The only question in this case is whether the failure to answer was excused. Appellants contend that they did not answer prior to the entry of the default because they had no notice a default would be entered and because preparation of the responses took a substantial amount of time due to the peculiar facts of the case.

Safeguard's claim arose out of an alleged contract for the sale of coal. The actual parties to the contract were Safeguard *515 and Energy Service Associates. Safeguard contends that Energy Service Associates acted as appellants' agent and that Bernard Friedlander, who signed the contract as president of Energy Service Associates, was a subagent of appellants. Safeguard contends that it received only partial payment for a coal shipment and that appellants owe approximately $33,000. Appellants aver that Energy Service is an independent contractor and not their agent.

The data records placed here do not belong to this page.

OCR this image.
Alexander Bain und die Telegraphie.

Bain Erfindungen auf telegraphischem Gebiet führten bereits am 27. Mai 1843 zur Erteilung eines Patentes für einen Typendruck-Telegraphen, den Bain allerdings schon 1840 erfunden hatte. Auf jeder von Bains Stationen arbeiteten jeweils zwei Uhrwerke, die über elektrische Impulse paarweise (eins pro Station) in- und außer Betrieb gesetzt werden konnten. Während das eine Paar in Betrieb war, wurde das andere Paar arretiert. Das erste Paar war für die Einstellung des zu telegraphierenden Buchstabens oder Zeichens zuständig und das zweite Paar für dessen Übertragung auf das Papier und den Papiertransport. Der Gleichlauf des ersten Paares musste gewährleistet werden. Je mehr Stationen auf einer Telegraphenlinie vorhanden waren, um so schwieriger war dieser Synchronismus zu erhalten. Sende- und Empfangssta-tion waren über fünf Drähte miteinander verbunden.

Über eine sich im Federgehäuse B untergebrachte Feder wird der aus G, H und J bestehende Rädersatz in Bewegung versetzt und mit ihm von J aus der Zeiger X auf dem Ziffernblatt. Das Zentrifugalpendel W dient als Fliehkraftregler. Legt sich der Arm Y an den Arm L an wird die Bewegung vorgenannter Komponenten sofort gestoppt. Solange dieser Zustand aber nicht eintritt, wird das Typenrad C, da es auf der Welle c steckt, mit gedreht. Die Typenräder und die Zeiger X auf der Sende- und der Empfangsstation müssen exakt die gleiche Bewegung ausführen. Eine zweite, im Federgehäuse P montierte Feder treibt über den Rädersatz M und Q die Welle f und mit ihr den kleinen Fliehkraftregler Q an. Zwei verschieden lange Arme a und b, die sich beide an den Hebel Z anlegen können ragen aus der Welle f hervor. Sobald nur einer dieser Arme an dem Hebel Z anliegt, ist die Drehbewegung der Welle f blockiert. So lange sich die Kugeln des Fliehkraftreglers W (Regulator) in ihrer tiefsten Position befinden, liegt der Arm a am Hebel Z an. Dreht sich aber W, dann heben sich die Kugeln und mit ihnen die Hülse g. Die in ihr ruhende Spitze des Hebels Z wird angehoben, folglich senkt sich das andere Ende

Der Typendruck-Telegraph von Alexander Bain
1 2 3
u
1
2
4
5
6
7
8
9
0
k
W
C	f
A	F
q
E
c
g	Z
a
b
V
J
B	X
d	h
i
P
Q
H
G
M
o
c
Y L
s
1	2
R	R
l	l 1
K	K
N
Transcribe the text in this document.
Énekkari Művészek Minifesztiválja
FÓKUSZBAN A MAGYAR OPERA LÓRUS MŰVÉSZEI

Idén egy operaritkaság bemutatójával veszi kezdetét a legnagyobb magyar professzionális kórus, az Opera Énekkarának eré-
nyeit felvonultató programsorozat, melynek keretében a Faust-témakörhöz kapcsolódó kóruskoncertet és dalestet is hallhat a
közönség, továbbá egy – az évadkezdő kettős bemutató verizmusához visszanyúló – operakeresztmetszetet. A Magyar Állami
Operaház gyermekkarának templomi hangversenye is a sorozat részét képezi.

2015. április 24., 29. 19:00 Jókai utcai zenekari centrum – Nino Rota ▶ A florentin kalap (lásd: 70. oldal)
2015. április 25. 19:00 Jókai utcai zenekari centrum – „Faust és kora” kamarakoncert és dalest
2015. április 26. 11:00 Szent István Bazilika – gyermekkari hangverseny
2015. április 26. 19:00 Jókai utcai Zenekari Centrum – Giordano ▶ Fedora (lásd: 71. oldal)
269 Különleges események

In support of the allegations in their petition, including the proposed answer to Safeguard's complaint, appellants placed on the record a deposition of D.P. Pripstein, who is employed by Allegheny Power Service. Mr. Pripstein explained that any coal contract had to be authorized by him and that he made no such authorization in the instant case. He also explained the problems involved in investigating Safeguard's claim because appellants had no knowledge that Safeguard had any interest in any coal shipment.

Whether the investigative problems encountered by appellants could have provided, without more, a sufficient excuse is a close question. See Silverman v. Polis, 230 Pa.Super. 366, 326 A.2d 452 (1974). Certainly, appellants could have petitioned for an extension of time. Nevertheless, we hold that because of the circumstances surrounding the entry of the judgments, they should be opened.

Snap judgments taken without notice are strongly disfavored by the courts. "The true purpose of the entry of a default is to speed the cause thereby preventing a dilatory or procrastinating defendant from impeding the plaintiff in the establishment of his claim. It is not [a] procedure intended to furnish an advantage to the plaintiff so that a defense may be defeated or a judgment reached without the difficulty that arises from a contest by the defendant." Kraynick v. Hertz, 443 Pa. 105, 111, 277 A.2d 144, 147 (1971). Appellees have not alleged that they would be prejudiced by the opening of the judgments.

In Ruggiero v. Phillips, supra, we held that when "a judgment [is] taken on the first day that appellants were in default, without notice to their counsel, although such notice *516 was customary in the community, [it] should be opened if such relief is sought without undue delay." 250 Pa.Super. at 355, 378 A.2d at 974. We believe that a similar rationale applies in the instant case and that under the circumstances the judgment should be opened to permit appellants to present their defense on the merits.

The orders of the lower court are reversed and the cases are remanded for further proceedings.

HOFFMAN, J., did not participate in the consideration or decision of this case.


[1] Allegheny Power System is the parent company of West Penn Power and two other operating electric utility companies. Allegheny Power Service, also a part of the Allegheny Power System, is a managing company for the three operating utilities.

[2] On April 13, 1977, again without notice, appellees obtained a writ of execution on the default judgment in the assumpsit action and levied on certain property located at the West Penn Power generating plant in Springdale. A petition to set aside the levy and execution was granted April 19, 1977.